Clive Lucas (Sebastian Armesto)
A quiet week for Lucas Creep (as Adrian Mole used to call his mum’s lover), although relations with his stepson Michael clearly haven’t improved, judging from their frosty coming together at the beach football.
Ed Burnett (Lenny Henry)
“Ed would spend all night with Trish if he could,” reckoned Cath. He certainly seemed genuinely worried about her, pursuing/hassling Beth Latimer for information which she, with great professionalism, refused to provide. But is his interest out of friendship or prurience, concern or self-preservation? Their relationship seems innocent enough – the silent gestures at the party and the beach football felt genuine and touching – but his face darkened when Cath whisked Trish away at the party, and his beef with Jim remained unresolved.
Leo Humphries (Chris Mason)
One to watch: this former pupil of Ian Winterman has a superior attitude and a nasty manner – remember how creepy he was with Miller about the fishing twine?
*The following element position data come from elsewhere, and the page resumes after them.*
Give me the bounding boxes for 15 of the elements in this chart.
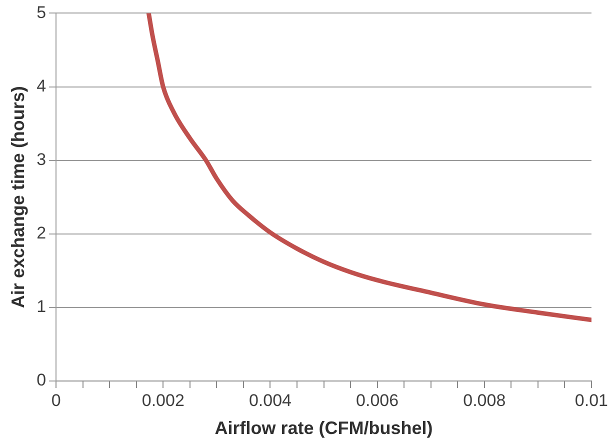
line-series [146, 13, 592, 322]
x-axis-title: Airflow rate (CFM/bushel) [214, 418, 433, 438]
y-tick-label: 2 [36, 224, 46, 243]
y-tick-label: 4 [36, 76, 46, 96]
y-tick-label: 1 [36, 297, 46, 316]
x-tick-label: 0.006 [356, 390, 399, 410]
x-tick-label: 0.01 [574, 390, 608, 410]
y-axis-title: Air exchange time (hours) [8, 86, 28, 308]
y-tick-label: 0 [36, 370, 46, 390]
x-tick-label: 0.008 [463, 390, 506, 410]
x-tick-label: 0.002 [142, 390, 184, 410]
y-tick-label: 3 [36, 150, 46, 170]
x-tick-label: 0.004 [248, 390, 292, 410]
y-tick-label: 5 [36, 2, 46, 22]
x-tick-label: 0 [51, 390, 61, 410]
Other than that, little to report.
Aaron Mayford (Jim Howick)
A brand new suspect courtesy of Horrible Histories’ horribly convincing Howick – yet another predominantly comic actor given a prominent role. Married-with-kids IT consultant Mayford served 16 months for rape but remains unrepentant (he still claims the sex was rough, but consensual); he was fishing alone for the whole night of Trish’s assault, has posters of scantily clad women on his garage walls, and makes grimly off-colour gags about sex, women, voyeurism…
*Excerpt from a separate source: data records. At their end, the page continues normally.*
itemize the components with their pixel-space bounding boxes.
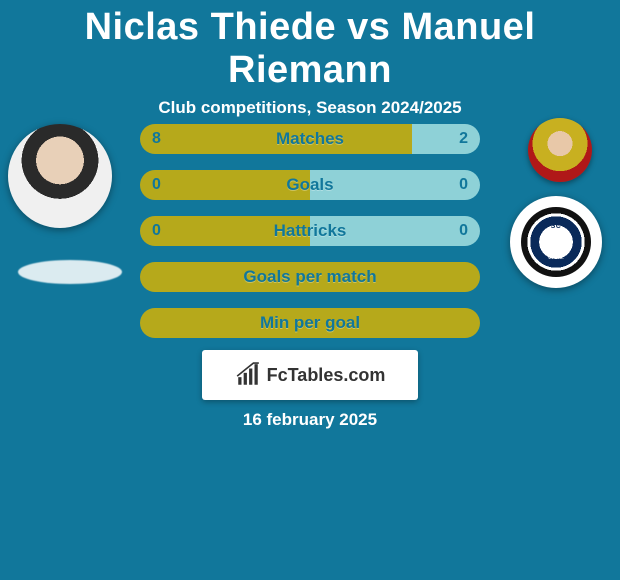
stat-bar-label: Hattricks bbox=[140, 216, 480, 246]
stat-bar-player1-value: 8 bbox=[152, 124, 161, 154]
stat-bar-player2-value: 2 bbox=[459, 124, 468, 154]
stat-bar: Goals0 0 bbox=[140, 170, 480, 200]
comparison-bars: Matches82Goals00Hattricks00Goals per mat… bbox=[140, 124, 480, 354]
stat-bar: Min per goal bbox=[140, 308, 480, 338]
stat-bar-player2-value: 0 bbox=[459, 216, 468, 246]
brand-box: FcTables.com bbox=[202, 350, 418, 400]
stat-bar-label: Min per goal bbox=[140, 308, 480, 338]
stat-bar-label: Goals per match bbox=[140, 262, 480, 292]
player2-avatar bbox=[528, 118, 592, 182]
player1-shadow bbox=[18, 260, 122, 284]
stat-bar-label: Goals bbox=[140, 170, 480, 200]
club-badge-line3: 07 e.V. bbox=[548, 256, 563, 261]
club-badge-line1: SC bbox=[551, 223, 562, 230]
infographic-date: 16 february 2025 bbox=[0, 410, 620, 430]
page-title: Niclas Thiede vs Manuel Riemann bbox=[0, 0, 620, 92]
stat-bar-player1-value: 0 bbox=[152, 170, 161, 200]
brand-text: FcTables.com bbox=[267, 365, 386, 386]
stat-bar-player2-value: 0 bbox=[459, 170, 468, 200]
stat-bar: Hattricks0 0 bbox=[140, 216, 480, 246]
page-subtitle: Club competitions, Season 2024/2025 bbox=[0, 98, 620, 118]
stat-bar-label: Matches bbox=[140, 124, 480, 154]
stat-bar-player1-value: 0 bbox=[152, 216, 161, 246]
player1-avatar bbox=[8, 124, 112, 228]
stat-bar: Matches8 2 bbox=[140, 124, 480, 154]
player2-club-badge: SC 07 e.V. bbox=[510, 196, 602, 288]
chart-icon bbox=[235, 362, 261, 388]
stat-bar: Goals per match bbox=[140, 262, 480, 292]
Throw in an odd little encounter with Katie Harford (did they know each other?) and you have a very nasty piece of work. In fact, he’s such a cliché that he simply has to be innocent. Of Trish’s rape, that is – I’d wager he’ll be nailed for the rape of Laura Benson, the woman who came forward at the end of the episode. Such a slimeball will surely face a comeuppance.
Hard to identify much in the way of incriminating evidence against most of these. There was a brief cameo for ‘Chas the chef’, who snapped at Trish for coming into his kitchen at the party, while the owner of the venue continued to give good Bewildered Old Duffer, failing to keep track of cricket bats that could have used to knock Trish out.
Being stressed at work or vague and absent-minded doesn’t make you a criminal, though. Mark Latimer is also dropping down to this list: his obsessive focus on justice for Danny (apart from hiring a PI to track down Joe Miller, so expect a showdown there), probably clears him of involvement in the other major story of the series.
The one exception to these sketchy rap sheets, however, was Michael Lucas. Having kept his suspension from school a secret from his mother (she reckons he’s “drifting away”), it’s hard not to feel that he’s seen something. Miller speculated that the bright light Trish recalled during the rape could have been a phone. His phone? His video?